I have an Argentine B&W. That's why I was asking because knowing the 8 foot requirement the only 8 foot Grow Tents that I could find were 8 foot long 4 foot wide and 6.6 foot tall. WAY too tall.


----------



## Julieonna (Apr 21, 2021)

Phlip5150 said:


> I know there are several threads on Grow Tents. My question is, is a 48"×48"×72" big enough for a full grown Argentine? The only ones that are 8' long are 5' high which is WAY too tall and too much space to try and heat up? Any help on this is GREATLY appreciated.

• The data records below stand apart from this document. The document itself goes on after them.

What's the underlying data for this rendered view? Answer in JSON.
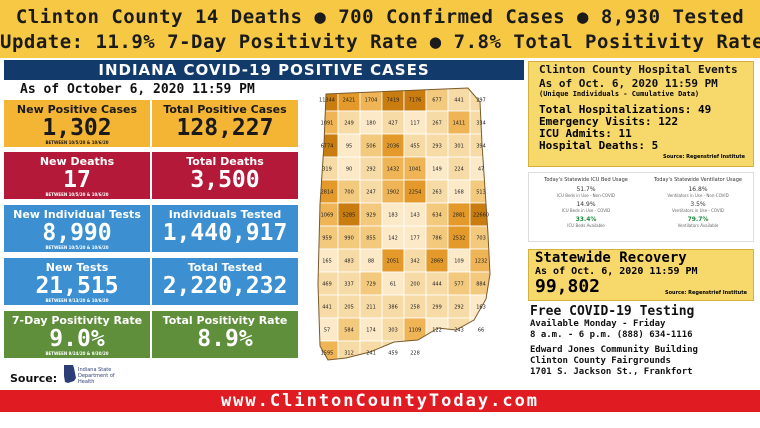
{
  "banner": {
    "line1": "Clinton County 14 Deaths  ● 700 Confirmed Cases  ● 8,930 Tested",
    "line2": "Update:  11.9% 7-Day Positivity Rate ● 7.8% Total Positivity Rate"
  },
  "title": "INDIANA COVID-19 POSITIVE CASES",
  "as_of": "As of October 6, 2020 11:59 PM",
  "stats": [
    {
      "label": "New Positive Cases",
      "value": "1,302",
      "note": "BETWEEN 10/5/20 & 10/6/20"
    },
    {
      "label": "Total Positive Cases",
      "value": "128,227",
      "note": ""
    },
    {
      "label": "New Deaths",
      "value": "17",
      "note": "BETWEEN 10/5/20 & 10/6/20"
    },
    {
      "label": "Total Deaths",
      "value": "3,500",
      "note": ""
    },
    {
      "label": "New Individual Tests",
      "value": "8,990",
      "note": "BETWEEN 10/5/20 & 10/6/20"
    },
    {
      "label": "Individuals Tested",
      "value": "1,440,917",
      "note": ""
    },
    {
      "label": "New Tests",
      "value": "21,515",
      "note": "BETWEEN 9/13/20 & 10/6/20"
    },
    {
      "label": "Total Tested",
      "value": "2,220,232",
      "note": ""
    },
    {
      "label": "7-Day Positivity Rate",
      "value": "9.0%",
      "note": "BETWEEN 9/24/20 & 9/30/20"
    },
    {
      "label": "Total Positivity Rate",
      "value": "8.9%",
      "note": ""
    }
  ],
  "source_label": "Source:",
  "isdh": {
    "line1": "Indiana State",
    "line2": "Department of Health"
  },
  "map_labels": [
    "11344",
    "2421",
    "1704",
    "7419",
    "7176",
    "677",
    "441",
    "297",
    "1091",
    "249",
    "180",
    "427",
    "117",
    "267",
    "1411",
    "334",
    "6774",
    "95",
    "506",
    "2036",
    "455",
    "293",
    "301",
    "394",
    "319",
    "90",
    "292",
    "1432",
    "1041",
    "149",
    "224",
    "47",
    "2814",
    "700",
    "247",
    "1902",
    "2254",
    "263",
    "168",
    "513",
    "1069",
    "5285",
    "929",
    "183",
    "143",
    "634",
    "2881",
    "22660",
    "959",
    "990",
    "855",
    "142",
    "177",
    "786",
    "2532",
    "703",
    "165",
    "483",
    "88",
    "2051",
    "342",
    "2869",
    "109",
    "1232",
    "469",
    "337",
    "729",
    "61",
    "200",
    "444",
    "577",
    "884",
    "441",
    "205",
    "211",
    "386",
    "258",
    "299",
    "292",
    "163",
    "57",
    "584",
    "174",
    "303",
    "1109",
    "122",
    "243",
    "66",
    "1595",
    "312",
    "241",
    "459",
    "228"
  ],
  "hospital": {
    "title": "Clinton County Hospital Events",
    "asof": "As of Oct. 6, 2020 11:59 PM",
    "sub": "(Unique Individuals - Cumulative Data)",
    "stats": [
      "Total Hospitalizations: 49",
      "Emergency Visits: 122",
      "ICU Admits: 11",
      "Hospital Deaths: 5"
    ],
    "source": "Source: Regenstrief Institute"
  },
  "usage": {
    "icu_header": "Today's Statewide ICU Bed Usage",
    "vent_header": "Today's Statewide Ventilator Usage",
    "icu": [
      {
        "pct": "51.7%",
        "cap": "ICU Beds in Use - Non-COVID"
      },
      {
        "pct": "14.9%",
        "cap": "ICU Beds in Use - COVID"
      },
      {
        "pct": "33.4%",
        "cap": "ICU Beds Available"
      }
    ],
    "vent": [
      {
        "pct": "16.8%",
        "cap": "Ventilators in Use - Non-COVID"
      },
      {
        "pct": "3.5%",
        "cap": "Ventilators in Use - COVID"
      },
      {
        "pct": "79.7%",
        "cap": "Ventilators Available"
      }
    ]
  },
  "recovery": {
    "title": "Statewide Recovery",
    "asof": "As of Oct. 6, 2020 11:59 PM",
    "value": "99,802",
    "source": "Source: Regenstrief Institute"
  },
  "testing": {
    "title": "Free COVID-19 Testing",
    "days": "Available Monday - Friday",
    "hours": "8 a.m. - 6 p.m.   (888) 634-1116",
    "loc1": "Edward Jones Community Building",
    "loc2": "Clinton County Fairgrounds",
    "loc3": "1701 S. Jackson St., Frankfort"
  },
  "footer": "www.ClintonCountyToday.com"
}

Thats about the size I use. I have it set up in a closet without the doors. My Tegu free roams though and rarely goes in there. Also he is a Blue, so he is not the size of a Black or Red.
I think the size is good as long as you balance your Temps and allow him/her to free roam every day a bit for exercise and stimulation...


----------



## Skullson (Apr 21, 2021)

I had my tegu in the 8x4x4 Vivosun grow tent for a while. It worked, but I can tell not having clear vision to the room made her more skittish when I would enter. She is now in a 6x3x3 and way more calm( also now free roams 50% of the time). I think she is more calm and relaxed with the slight reduction in size, but clear view to her world. She also is a female and on the smaller size for a B&W. If you have to go for a smaller space just make sure you can also provide good free roaming opportunity. They are very curious and love to explore! Even if I had her in a 10x4x4 she would still prefer to free roam and have her smaller space. From what I’ve gathered, of course they all have their own personality!
Best of luck!


----------



## Phlip5150 (Apr 22, 2021)

I needed up buying the 8x6x4. I am going to lay it on its side so it will be 8 feet long x 6 feet wide x 4 feet tall. Its supposed to get here by Friday. Right now she has been in a 4x2x2 which is obviously way too small. Right now she id only 2 feet long. Thank You all for the input. I truly appreciate it.


----------



## rantology (Apr 22, 2021)

Phlip5150 said:


> I needed up buying the 8x6x4. I am going to lay it on its side so it will be 8 feet long x 6 feet wide x 4 feet tall. Its supposed to get here by Friday. Right now she has been in a 4x2x2 which is obviously way too small. Right now she id only 2 feet long. Thank You all for the input. I truly appreciate it.



So glad you went with the larger ! She's going to absolutely love it! post pics when you can


----------



## Phlip5150 (Apr 22, 2021)

rantology said:


> So glad you went with the larger ! She's going to absolutely love it! post pics when you can


Thank You I absolutely will!!


----------